New Orpheu

December 21st, 2023: Buarque & Marías

One more reference to José Saramago for the road: An undercurrent to his blog that I didn’t give nearly enough credit to yesterday were his numerous suggestions of literature catching his eye. Understandably, he was most in touch with Portuguese-language fiction, and we as outsiders get to benefit from his critical eye. On Saramago’s recommendation, I grabbed all the novels available of Brazilian musician/writer Chico Buarque from the local library. Turns out Saramago knew a good read when he found it.

Budapeste is the first of Buarque’s I opened. Slim at 183 pages, it is a first-person narrative written from the perspective of José Costa, a Brazilian ghostwriter extraordinaire. In the vein of António Lobo Antunes’s works, Buarque uses no clearly marked dialogue. Scenes shift from thought to action, from action into utterances, and from utterances back into reminiscence with only occasional paragraph and chapter breaks to impose something of a structure on the tide of words. You get the hang of the style quickly and, once accustomed, you’ll realize you’ve blown through 100 pages in a day.

The conceit — of a ghostwriter who becomes obsessed with the Hungarian language on an unplanned layover in Budapest — seems absurd on the surface, but Buarque deftly spins it so that we readers discern a deeper logic at work. In fact, for those fascinated by the act and mechanics of language, it is typical for the fascination to eventually push beyond the limits of their mother tongue and towards the foreign. I can see in Costa, a product of Rio and Brazilian Portuguese inexplicably gravitating towards the comparably alien Magyar, something of myself, a product of the upper Midwest and American English with longstanding fascination of the Lusophone world.

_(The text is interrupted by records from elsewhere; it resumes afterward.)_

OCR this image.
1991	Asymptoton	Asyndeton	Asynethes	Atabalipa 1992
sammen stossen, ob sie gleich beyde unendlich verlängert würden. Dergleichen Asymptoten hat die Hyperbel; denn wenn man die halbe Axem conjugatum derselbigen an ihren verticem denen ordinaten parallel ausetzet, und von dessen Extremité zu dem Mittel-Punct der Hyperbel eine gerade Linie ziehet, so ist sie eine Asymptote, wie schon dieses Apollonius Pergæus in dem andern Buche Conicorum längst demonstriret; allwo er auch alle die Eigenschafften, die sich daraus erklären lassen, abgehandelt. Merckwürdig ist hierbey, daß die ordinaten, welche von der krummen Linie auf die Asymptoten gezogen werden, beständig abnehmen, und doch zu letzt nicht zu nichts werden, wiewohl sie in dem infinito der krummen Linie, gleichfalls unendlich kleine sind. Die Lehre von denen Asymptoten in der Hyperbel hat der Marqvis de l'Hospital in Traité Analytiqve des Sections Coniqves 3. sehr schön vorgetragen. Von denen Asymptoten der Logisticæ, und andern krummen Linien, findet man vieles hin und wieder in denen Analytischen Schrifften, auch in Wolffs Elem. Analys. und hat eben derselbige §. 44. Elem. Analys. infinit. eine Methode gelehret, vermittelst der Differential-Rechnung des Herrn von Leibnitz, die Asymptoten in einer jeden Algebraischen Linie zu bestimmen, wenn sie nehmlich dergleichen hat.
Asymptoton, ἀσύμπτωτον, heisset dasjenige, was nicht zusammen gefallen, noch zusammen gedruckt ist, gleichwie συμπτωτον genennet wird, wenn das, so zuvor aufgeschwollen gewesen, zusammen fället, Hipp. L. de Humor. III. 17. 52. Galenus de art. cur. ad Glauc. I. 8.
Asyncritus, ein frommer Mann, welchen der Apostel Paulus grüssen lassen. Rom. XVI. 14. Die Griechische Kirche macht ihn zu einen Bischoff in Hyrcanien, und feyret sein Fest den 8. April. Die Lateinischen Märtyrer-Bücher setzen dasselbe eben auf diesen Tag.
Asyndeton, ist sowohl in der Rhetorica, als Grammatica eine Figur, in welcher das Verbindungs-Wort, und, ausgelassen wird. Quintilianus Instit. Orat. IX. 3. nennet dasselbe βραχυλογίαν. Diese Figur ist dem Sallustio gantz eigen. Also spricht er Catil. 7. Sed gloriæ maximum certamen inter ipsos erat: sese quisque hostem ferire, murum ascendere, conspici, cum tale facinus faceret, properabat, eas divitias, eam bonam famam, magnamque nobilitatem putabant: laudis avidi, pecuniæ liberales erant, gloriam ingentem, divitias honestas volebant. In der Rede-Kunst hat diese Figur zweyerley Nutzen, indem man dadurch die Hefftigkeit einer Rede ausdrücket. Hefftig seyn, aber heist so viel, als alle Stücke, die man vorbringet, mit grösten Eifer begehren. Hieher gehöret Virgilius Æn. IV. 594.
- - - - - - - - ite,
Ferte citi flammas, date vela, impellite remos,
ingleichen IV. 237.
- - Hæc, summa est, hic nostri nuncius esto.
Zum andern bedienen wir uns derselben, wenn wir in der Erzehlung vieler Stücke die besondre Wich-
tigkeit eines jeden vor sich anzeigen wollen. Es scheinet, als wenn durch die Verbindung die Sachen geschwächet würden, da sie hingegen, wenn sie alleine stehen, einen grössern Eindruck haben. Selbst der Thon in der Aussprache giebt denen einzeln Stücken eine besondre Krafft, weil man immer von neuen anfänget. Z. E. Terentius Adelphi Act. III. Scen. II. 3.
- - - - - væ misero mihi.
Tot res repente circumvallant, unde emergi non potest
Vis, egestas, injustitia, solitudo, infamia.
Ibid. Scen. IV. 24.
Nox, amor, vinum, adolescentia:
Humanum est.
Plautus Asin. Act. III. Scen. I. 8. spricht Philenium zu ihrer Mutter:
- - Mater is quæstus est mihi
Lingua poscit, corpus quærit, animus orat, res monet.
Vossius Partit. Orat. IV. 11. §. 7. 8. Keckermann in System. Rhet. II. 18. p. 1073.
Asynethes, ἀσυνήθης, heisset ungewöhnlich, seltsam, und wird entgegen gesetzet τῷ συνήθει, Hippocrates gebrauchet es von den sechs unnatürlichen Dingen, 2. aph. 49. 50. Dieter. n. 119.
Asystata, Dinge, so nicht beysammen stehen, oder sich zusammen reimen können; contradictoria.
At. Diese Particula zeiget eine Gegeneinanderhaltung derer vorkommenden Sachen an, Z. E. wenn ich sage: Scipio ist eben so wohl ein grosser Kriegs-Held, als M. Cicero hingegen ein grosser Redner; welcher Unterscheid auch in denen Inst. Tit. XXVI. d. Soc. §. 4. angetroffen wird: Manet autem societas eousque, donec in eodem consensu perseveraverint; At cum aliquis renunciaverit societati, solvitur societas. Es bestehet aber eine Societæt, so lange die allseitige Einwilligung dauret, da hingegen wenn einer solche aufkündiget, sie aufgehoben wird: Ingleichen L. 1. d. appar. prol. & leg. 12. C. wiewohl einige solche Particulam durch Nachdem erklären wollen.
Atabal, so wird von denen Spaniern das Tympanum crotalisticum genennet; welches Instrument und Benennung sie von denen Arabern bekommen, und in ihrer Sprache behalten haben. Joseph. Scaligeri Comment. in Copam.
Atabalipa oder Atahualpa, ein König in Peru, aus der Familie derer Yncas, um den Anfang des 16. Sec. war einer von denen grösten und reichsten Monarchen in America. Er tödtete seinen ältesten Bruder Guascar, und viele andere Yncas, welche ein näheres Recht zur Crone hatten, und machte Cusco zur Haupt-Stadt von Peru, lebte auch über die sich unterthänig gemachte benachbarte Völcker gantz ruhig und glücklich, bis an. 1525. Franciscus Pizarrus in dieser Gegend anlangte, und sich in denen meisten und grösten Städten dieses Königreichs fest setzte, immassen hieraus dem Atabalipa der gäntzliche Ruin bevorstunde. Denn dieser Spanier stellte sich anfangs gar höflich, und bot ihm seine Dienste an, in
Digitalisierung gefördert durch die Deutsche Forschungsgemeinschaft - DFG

That the story then unfolds through the eyes of a ghostwriter also offers up Buarque avenues to explore what it means to purposefully take on the guise of another individual entirely. You see the connections immediately: Professionally, Costa is paid to be someone else, and it isn’t much of a stretch to say he becomes another individual entirely when he immerses himself in Hungarian. Budapeste also marks my second read of the year with a ghostwriter at its center — the other, Javier Marías’s Tomorrow in the Battle Think on Me, had a similar setup, and unsurprisingly it was one of the best books I’ve read all year.

Call it more evidence that the cutting edge of the contemporary novel sits firmly outside the English-speaking world. It has for decades now.